While I don’t believe in micromanagement, set expectations on working hours, number of calls made, appointments and timeliness of communication. As strange as this may seem, I continually hear stories of sales managers discovering that their new salesperson has the habit of not starting the day until 9:00 because they like to drop their spouse off at work each morning. Why not nip the issue in the bud by laying out expectations the first day?

Joint calls represent not only an important selling tool, but an opportunity for the new salesperson to gain valuable job experience and product sales training. Yet many distributors allow new salespeople to go untrained in how to use this resource. I believe in establishing expectations around when to use outside resources for sales improvement. Metrics and instructions can easily be defined for joint calls with specialists, key supply partner reps and distributor management. Lay out how many calls are expected per month, who is responsible for setting up the call, what follow-up might look like and how the call will be tracked and measured.

Today there are so many ways to communicate with customers and vendors. I believe in spelling out expectations around the timely return of communications. A template might look similar to the one below:

  • Phone calls from customers – returned within four hours.
  • Emails from customers – answered in one business day.
  • Phone calls from inside support staff – returned within two hours.
  • Phone calls from key supply partners – returned within four hours.
  • Phone calls from other vendors – returned within one business day.
  • Email requests from management – returned on the requested day or an explanation provided immediately.

How do you capture customer data? If you are a distributor that uses a customer relationship management (CRM) program, the new guy should understand the information required to operate it and the timeframe for entering it into this system. This includes new customer contacts with accurate names and titles, product interests, calls and so on. To illustrate, you might list expectations this way. You should enter new contacts from all customers to the CRM record within two working days of the meeting. Failure to set measurable guidelines creates sloppy habits that are difficult to change later.

Sales managers and their new charges often find attempts to monitor their ongoing progress frustrating. When laying out an opportunity tracking system, coaching and mentoring occurs with greater efficiency and regularity. Lay out rules for opportunity tracking. This includes the size and type of uncovered potential and how it is to be recorded. An example might look like this: We record into the CRM system anyone who uses more than $5,000 of our equipment along with competitive information, technical issues and the decision maker. As before, this information should carry an expected time of entry.

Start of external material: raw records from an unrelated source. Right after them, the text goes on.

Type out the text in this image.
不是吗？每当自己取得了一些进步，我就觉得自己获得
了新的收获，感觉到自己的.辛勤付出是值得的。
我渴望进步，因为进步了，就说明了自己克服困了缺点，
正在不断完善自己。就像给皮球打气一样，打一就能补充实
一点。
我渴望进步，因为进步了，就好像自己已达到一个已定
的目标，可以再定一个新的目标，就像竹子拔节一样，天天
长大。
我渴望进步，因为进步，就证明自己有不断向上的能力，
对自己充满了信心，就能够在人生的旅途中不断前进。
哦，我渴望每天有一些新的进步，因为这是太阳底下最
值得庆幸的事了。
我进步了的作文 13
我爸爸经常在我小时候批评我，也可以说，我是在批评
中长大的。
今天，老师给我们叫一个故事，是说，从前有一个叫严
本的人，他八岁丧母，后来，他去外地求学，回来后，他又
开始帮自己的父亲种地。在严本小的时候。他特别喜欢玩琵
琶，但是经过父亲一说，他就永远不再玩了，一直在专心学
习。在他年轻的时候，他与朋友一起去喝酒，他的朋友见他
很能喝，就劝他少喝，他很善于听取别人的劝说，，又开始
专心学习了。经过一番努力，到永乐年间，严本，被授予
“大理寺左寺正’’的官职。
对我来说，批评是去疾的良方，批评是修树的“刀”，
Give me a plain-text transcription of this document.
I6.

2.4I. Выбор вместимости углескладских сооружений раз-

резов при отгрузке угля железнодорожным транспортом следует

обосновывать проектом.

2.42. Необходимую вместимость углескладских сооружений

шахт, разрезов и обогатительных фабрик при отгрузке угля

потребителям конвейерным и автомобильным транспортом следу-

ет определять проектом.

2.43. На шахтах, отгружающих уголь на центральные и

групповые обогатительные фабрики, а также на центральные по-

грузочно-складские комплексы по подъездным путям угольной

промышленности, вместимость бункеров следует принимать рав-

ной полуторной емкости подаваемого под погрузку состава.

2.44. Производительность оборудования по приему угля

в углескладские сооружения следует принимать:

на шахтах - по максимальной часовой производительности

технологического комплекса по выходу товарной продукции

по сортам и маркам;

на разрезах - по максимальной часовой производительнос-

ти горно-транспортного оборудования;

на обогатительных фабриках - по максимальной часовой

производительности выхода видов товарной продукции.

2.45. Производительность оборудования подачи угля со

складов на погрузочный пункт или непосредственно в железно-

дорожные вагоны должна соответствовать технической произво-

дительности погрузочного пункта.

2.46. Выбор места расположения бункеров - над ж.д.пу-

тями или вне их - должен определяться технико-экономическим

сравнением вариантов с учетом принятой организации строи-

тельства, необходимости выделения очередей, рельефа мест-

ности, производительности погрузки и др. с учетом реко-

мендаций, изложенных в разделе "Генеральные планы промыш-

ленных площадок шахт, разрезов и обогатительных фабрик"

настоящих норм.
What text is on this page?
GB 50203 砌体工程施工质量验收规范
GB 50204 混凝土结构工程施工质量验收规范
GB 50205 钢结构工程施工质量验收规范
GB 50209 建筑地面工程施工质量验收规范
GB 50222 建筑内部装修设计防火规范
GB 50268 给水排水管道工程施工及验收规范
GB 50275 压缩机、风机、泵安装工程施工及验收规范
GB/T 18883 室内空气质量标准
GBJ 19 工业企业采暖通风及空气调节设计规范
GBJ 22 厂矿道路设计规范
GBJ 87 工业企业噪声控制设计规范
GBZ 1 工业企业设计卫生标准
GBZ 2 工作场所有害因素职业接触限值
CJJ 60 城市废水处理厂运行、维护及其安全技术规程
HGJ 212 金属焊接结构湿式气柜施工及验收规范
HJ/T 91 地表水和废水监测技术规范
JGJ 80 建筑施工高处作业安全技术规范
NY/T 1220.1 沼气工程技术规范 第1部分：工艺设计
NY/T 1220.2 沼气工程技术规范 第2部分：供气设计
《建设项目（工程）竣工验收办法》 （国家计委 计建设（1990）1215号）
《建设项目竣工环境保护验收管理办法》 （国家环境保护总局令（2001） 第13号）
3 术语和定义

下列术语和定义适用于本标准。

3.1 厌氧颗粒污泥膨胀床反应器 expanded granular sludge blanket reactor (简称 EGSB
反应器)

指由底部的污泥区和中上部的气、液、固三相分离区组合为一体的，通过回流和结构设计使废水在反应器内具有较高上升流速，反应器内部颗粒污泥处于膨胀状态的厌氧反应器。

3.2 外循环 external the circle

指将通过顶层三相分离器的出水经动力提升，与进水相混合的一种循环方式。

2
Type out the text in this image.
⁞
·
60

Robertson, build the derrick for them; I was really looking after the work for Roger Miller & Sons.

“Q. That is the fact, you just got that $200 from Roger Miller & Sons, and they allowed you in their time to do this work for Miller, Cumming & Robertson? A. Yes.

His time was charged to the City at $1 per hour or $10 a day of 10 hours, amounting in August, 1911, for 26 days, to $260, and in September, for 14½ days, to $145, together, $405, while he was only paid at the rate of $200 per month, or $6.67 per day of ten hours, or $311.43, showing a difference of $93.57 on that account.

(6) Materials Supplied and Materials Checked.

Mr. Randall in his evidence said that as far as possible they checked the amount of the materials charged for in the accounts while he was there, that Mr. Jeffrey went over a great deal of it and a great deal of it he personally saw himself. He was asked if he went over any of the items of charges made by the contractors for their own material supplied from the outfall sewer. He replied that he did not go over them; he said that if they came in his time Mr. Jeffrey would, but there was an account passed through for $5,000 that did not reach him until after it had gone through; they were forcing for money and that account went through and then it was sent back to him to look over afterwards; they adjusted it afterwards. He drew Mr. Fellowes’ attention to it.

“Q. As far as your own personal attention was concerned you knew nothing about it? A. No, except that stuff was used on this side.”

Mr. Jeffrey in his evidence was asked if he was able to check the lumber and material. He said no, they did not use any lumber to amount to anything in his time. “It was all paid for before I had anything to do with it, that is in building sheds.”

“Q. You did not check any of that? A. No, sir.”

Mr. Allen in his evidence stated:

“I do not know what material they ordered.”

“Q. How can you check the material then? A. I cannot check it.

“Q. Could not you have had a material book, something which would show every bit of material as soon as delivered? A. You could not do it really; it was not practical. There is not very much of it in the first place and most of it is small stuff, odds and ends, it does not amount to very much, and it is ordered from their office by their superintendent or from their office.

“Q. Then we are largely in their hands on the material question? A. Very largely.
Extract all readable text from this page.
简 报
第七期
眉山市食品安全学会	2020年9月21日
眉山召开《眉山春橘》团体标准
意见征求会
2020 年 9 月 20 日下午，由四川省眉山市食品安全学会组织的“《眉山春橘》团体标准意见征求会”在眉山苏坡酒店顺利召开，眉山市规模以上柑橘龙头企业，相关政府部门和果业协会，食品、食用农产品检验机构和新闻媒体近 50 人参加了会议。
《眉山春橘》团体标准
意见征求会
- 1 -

Quotations are another stumbling block for many distributor organizations. A savvy sales manager takes the time to define how quotations are created. Set rules for quotation generation outlining precisely when the new salesperson handles the task and the times inside sales and specialists are involved in the process. Further, setting expectations as to how you follow up on quotations within your company is important. Our experience indicates that failure to follow up on large quotations often results in missed opportunities. Set a time and responsibility for these quotations.